According to a 2006 survey of 150 mothers conducted by online toy store eBeanstalk.com, the Tooth Fairy is giving today’s children an average of $2.64. Heck, if I had gotten that much I would have pulled them out, rather than waiting for nature to take its course.

Money, of course, can’t buy happiness. Or can it?

California Institute of Technology tested the theory by studying how people perceived different types of wine, based on the cost of a bottle. Test subjects sampled a $90 wine marked with its real price and when it was marked $10. They also sampled a $5 wine marked up to $45.

MRIs of the test subjects indicated their brains showed they were happier drinking the wine at its higher price rather than the lower one.

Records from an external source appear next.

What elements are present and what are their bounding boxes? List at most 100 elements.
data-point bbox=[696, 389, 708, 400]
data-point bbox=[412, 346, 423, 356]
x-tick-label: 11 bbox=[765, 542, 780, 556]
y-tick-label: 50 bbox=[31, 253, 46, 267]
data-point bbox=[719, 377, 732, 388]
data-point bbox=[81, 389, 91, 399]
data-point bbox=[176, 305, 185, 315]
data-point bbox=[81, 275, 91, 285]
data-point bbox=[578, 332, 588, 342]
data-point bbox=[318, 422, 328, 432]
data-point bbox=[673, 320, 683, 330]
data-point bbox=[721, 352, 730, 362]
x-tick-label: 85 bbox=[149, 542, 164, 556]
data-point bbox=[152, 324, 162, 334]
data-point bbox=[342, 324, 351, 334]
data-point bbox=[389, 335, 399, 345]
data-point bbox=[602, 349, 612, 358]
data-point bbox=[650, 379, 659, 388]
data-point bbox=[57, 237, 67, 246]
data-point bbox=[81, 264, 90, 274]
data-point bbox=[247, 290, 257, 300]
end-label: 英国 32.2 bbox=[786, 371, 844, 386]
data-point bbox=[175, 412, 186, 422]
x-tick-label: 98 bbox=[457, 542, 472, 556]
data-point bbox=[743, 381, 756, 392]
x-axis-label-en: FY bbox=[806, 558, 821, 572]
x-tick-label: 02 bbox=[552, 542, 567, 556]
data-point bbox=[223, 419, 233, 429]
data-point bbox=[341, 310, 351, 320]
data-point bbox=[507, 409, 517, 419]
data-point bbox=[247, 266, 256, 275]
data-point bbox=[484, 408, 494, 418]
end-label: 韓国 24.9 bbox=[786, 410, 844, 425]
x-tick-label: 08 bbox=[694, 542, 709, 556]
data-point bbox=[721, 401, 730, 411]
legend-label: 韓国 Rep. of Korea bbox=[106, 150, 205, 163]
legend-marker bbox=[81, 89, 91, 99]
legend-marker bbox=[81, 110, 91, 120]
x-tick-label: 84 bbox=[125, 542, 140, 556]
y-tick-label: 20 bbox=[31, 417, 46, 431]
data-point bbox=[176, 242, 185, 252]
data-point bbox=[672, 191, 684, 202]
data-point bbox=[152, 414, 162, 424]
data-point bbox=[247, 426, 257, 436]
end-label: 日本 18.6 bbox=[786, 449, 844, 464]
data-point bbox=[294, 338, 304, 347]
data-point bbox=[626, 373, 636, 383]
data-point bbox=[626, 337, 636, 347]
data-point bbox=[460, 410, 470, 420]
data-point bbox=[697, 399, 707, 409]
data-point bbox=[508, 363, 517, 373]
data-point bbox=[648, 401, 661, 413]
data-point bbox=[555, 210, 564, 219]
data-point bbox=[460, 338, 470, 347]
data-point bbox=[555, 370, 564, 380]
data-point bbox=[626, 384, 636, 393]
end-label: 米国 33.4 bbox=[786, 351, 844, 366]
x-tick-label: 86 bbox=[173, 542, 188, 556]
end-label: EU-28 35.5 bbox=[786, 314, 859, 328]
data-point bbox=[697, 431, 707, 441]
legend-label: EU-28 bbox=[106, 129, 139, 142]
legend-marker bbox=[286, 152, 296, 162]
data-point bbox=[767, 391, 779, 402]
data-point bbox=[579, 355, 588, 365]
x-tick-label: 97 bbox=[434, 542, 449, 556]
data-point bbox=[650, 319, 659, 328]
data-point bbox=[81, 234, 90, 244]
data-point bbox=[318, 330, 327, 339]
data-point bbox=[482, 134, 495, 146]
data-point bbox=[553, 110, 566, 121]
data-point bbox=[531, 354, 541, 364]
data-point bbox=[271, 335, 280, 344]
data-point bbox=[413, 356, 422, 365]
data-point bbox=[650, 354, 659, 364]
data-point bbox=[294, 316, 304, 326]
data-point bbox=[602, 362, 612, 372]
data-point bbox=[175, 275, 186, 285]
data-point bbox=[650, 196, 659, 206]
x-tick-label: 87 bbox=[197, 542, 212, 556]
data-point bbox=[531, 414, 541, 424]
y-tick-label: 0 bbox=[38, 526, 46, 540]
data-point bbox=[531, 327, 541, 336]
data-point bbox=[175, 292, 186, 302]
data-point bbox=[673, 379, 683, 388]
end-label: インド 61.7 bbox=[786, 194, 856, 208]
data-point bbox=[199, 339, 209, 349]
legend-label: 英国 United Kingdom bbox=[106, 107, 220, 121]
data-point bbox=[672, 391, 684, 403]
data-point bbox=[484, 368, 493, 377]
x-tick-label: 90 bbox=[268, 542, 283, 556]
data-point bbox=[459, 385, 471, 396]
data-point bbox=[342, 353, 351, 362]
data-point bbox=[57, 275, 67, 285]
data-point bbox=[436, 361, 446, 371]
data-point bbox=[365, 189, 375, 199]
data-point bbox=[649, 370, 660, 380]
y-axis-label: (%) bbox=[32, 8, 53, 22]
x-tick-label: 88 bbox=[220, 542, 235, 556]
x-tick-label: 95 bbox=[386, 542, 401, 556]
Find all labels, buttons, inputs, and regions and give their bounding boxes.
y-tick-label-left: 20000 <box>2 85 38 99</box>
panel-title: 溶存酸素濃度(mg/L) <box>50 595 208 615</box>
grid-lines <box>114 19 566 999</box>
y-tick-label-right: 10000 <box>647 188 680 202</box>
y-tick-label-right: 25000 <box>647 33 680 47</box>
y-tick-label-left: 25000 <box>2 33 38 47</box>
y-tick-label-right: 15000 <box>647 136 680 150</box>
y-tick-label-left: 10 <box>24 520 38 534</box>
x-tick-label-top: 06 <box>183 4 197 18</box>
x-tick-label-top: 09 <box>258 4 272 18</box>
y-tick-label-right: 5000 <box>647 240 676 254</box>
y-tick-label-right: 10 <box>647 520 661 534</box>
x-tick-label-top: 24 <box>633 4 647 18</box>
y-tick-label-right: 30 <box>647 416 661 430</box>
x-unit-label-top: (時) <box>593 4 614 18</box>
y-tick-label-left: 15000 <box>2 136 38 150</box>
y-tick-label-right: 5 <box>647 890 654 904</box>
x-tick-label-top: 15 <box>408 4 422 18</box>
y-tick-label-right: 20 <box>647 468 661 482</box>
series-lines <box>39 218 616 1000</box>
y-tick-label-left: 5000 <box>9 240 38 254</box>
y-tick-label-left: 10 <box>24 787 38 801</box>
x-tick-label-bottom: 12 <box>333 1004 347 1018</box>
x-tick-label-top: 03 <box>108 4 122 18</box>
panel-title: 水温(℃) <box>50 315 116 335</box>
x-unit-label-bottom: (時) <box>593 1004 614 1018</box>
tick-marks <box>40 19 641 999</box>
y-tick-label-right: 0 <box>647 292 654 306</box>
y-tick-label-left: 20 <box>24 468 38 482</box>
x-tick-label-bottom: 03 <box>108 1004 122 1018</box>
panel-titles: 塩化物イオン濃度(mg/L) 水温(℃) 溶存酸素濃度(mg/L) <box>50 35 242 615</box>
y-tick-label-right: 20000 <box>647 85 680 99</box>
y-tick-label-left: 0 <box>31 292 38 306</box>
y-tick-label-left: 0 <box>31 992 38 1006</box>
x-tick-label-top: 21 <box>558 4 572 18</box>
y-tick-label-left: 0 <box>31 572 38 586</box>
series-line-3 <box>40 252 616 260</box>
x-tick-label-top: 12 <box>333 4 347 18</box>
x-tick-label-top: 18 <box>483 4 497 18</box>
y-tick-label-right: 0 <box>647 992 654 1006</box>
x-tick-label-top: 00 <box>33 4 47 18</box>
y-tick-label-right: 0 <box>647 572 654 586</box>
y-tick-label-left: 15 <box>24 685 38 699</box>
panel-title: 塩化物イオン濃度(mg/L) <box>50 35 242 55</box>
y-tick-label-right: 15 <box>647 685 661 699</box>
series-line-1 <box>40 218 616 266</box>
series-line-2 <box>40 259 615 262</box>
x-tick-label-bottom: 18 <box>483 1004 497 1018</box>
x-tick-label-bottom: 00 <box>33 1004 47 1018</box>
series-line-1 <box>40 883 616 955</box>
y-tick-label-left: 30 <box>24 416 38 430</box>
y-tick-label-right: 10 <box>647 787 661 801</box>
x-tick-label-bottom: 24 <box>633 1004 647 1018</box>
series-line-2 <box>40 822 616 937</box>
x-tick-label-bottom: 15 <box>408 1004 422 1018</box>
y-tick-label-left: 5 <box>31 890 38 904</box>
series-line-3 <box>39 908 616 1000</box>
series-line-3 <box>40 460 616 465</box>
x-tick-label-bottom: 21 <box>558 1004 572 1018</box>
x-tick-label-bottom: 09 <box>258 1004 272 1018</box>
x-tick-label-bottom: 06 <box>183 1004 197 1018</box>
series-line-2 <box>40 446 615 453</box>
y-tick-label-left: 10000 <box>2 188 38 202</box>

Remem-ber, the wine was the same, only the price was different.

In another study, Massachusetts Institute of Technology researchers told 82 volunteers they were going to test a new painkiller approved by Food and Drug Admini-stration. Half were told the drug was priced regularly, while half were told it had been discounted.

The pills actually were placebos consisting of no more than vitamin C, but 85 percent of the volunteers who thought they were taking the higher-priced pills said the drug worked well, as compared to 61 percent of those who thought they were taking the discounted drug.

So perhaps money can’t make us happy but can only make us think we are.

Actually, says the Bible, giving away money really will make us happy. Now scientists agree. Researchers at University of British Columbia and Harvard University found people who gave money to charities report being happier than those who didn’t.

To review, don’t try to make a boob out of the tax man; kids will cost you an arm, a leg and a tooth; perception of value is no indicator of actual value; and giving will make you happier than receiving.

Now, if you’ll excuse me, I think I have a loose tooth I could cash in on.



Mullin is senior writer of the News & Eagle.